Must Read British Bronze Age Life

British Bronze Age Life


http://www.mustfarm.com/wp/wp-content/uploads/MustRead-June2012.pdf
http://www.mustfarm.com/bronze-age-river/discoveries/

http://www.mustfarm.com/bronze-age-river/archaeology/
http://www.mustfarm.com/bronze-age-river/more/

Bronze Age textiles and boats in Britain along the shore.  This was before the cod were fished out. The Channel was full of cod.  Big cod came up into shallow water in the winter. Britons have been fishing the Channel for a long time.

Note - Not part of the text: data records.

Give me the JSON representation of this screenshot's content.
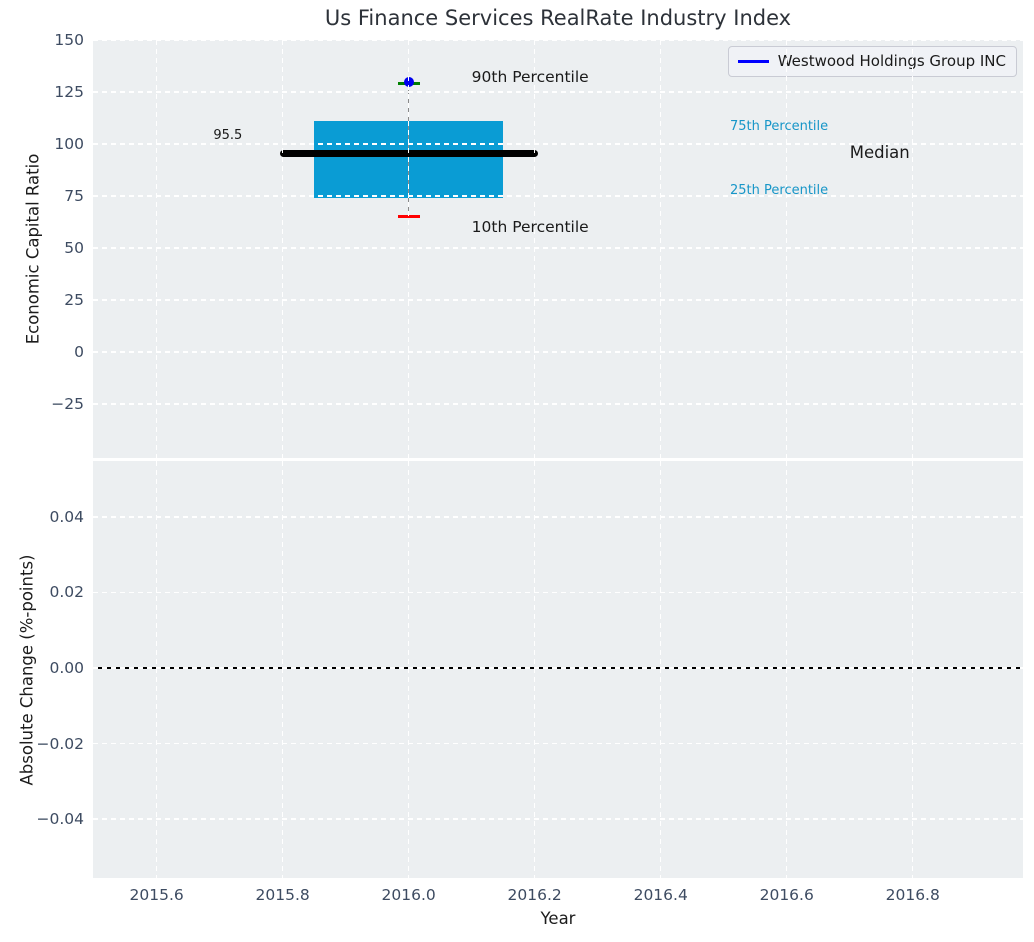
{
  "colors": {
    "box": "#0a9cd4",
    "median": "#000000",
    "whisker": "#8a8a8a",
    "cap_top": "#008000",
    "cap_bottom": "#ff0000",
    "marker": "#0000ee",
    "legend_line": "#0000ff",
    "percentile_label": "#1796c8",
    "axes_bg": "#eceff1",
    "grid": "#ffffff",
    "tick_label": "#3d4b61",
    "zero_line": "#000000"
  },
  "legend": {
    "label": "Westwood Holdings Group INC"
  },
  "chart_data": [
    {
      "type": "boxplot",
      "title": "Us Finance Services RealRate Industry Index",
      "ylabel": "Economic Capital Ratio",
      "xlim": [
        2015.499,
        2016.975
      ],
      "ylim": [
        -51,
        150
      ],
      "ytick_vals": [
        150,
        125,
        100,
        75,
        50,
        25,
        0,
        -25
      ],
      "ytick_labels": [
        "150",
        "125",
        "100",
        "75",
        "50",
        "25",
        "0",
        "−25"
      ],
      "xtick_vals": [
        2015.6,
        2015.8,
        2016.0,
        2016.2,
        2016.4,
        2016.6,
        2016.8
      ],
      "grid": true,
      "legend_position": "upper right",
      "box": {
        "year": 2016,
        "x_left": 2015.85,
        "x_right": 2016.15,
        "whisker_x": 2016.0,
        "p10": 65,
        "q1": 74,
        "median": 95.5,
        "q3": 111,
        "p90": 129,
        "median_x_left": 2015.8,
        "median_x_right": 2016.2
      },
      "company_marker": {
        "x": 2016.0,
        "y": 129.8
      },
      "annotations": [
        {
          "text": "90th Percentile",
          "x": 2016.1,
          "y": 132,
          "color": "#1a1a1a",
          "size": 15.5
        },
        {
          "text": "10th Percentile",
          "x": 2016.1,
          "y": 60,
          "color": "#1a1a1a",
          "size": 15.5
        },
        {
          "text": "75th Percentile",
          "x": 2016.51,
          "y": 108,
          "color": "#1796c8",
          "size": 13
        },
        {
          "text": "25th Percentile",
          "x": 2016.51,
          "y": 77.5,
          "color": "#1796c8",
          "size": 13
        },
        {
          "text": "Median",
          "x": 2016.7,
          "y": 95.5,
          "color": "#1a1a1a",
          "size": 16.5
        },
        {
          "text": "95.5",
          "x": 2015.69,
          "y": 104,
          "color": "#1a1a1a",
          "size": 13
        }
      ]
    },
    {
      "type": "line",
      "ylabel": "Absolute Change (%-points)",
      "xlabel": "Year",
      "xlim": [
        2015.499,
        2016.975
      ],
      "ylim": [
        -0.0556,
        0.0548
      ],
      "ytick_vals": [
        0.04,
        0.02,
        0,
        -0.02,
        -0.04
      ],
      "ytick_labels": [
        "0.04",
        "0.02",
        "0.00",
        "−0.02",
        "−0.04"
      ],
      "xtick_vals": [
        2015.6,
        2015.8,
        2016.0,
        2016.2,
        2016.4,
        2016.6,
        2016.8
      ],
      "xtick_labels": [
        "2015.6",
        "2015.8",
        "2016.0",
        "2016.2",
        "2016.4",
        "2016.6",
        "2016.8"
      ],
      "grid": true,
      "zero_line": 0,
      "series": []
    }
  ]
}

Britons had wool and they had bronze.  This is where I would look for earliest English knitting. 

3 comments:

Liz Pearson said...

Indeed, on a watery site like this woolly fibres might survive. Waterlogged plant material survives really well (I work on this type of material), so why not wool?

Jane Cobb said...

So, when you find that mythical knitted fabric do let us know. Until you do, then all of your claims about how and when knitting originated are nothing more than conjecture. Someone who claims to be a scientist should know that, yet you repeatedly make all sorts of wild claims without evidence and expect everyone to believe you without question.

Aaron said...

I looked at hand knitting in 1999, and thought there must be a better way, so I looked and looked and sure enough there was knitting sheaths.

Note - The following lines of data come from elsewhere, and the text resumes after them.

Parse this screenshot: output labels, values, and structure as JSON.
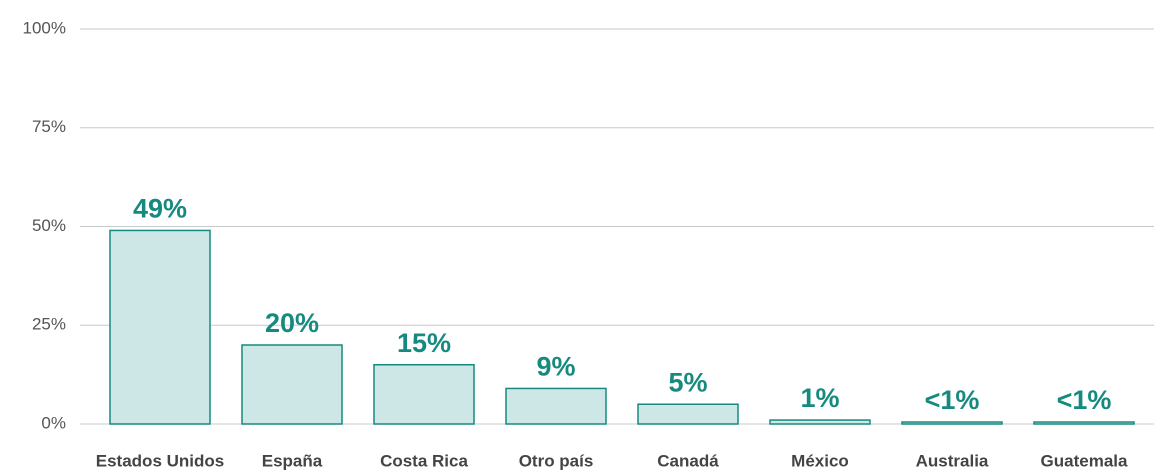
{
  "chart_data": {
    "type": "bar",
    "categories": [
      "Estados Unidos",
      "España",
      "Costa Rica",
      "Otro país",
      "Canadá",
      "México",
      "Australia",
      "Guatemala"
    ],
    "values": [
      49,
      20,
      15,
      9,
      5,
      1,
      0.5,
      0.5
    ],
    "value_labels": [
      "49%",
      "20%",
      "15%",
      "9%",
      "5%",
      "1%",
      "<1%",
      "<1%"
    ],
    "color": "#cde7e6",
    "edge_color": "#178a80",
    "ylim": [
      0,
      100
    ],
    "yticks": [
      {
        "value": 0,
        "label": "0%"
      },
      {
        "value": 25,
        "label": "25%"
      },
      {
        "value": 50,
        "label": "50%"
      },
      {
        "value": 75,
        "label": "75%"
      },
      {
        "value": 100,
        "label": "100%"
      }
    ],
    "grid": true
  }
}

I looked at hand spinning circa 2005, and thought there must be a better way, and sure enough there was differential rotation speed as hinted at by Alden Amos.

In my world, one must look, before one finds (or rediscovers) appropriate technology. When I have visited archeological sites, I find them looking for the tools that modern hobby knitters and hobby spinners use, rather than the tools that would be preferred by professional workers paid piecework.

That is, the professional is looking for high productivity and ergonomics at a minimum capital cost, while the hobbyist seeks ease of use, versatility, and an attractive design. Thus, the modern hobbyist and the traditional professional have different tool kits. If an archaeologist looks for modern hobby tools, they are not likely to find them even if those crafts were being actively pursued.

At least part of my search for old tools is a search for tools that I can use to produce better textiles. I know what tools are available in the modern commercial market, and I want better.

I have been making knitting sheaths for 10 years and I have made hundreds. However, I am still tweaking the designs and coming up with tools that do one particular thing better, faster, easier.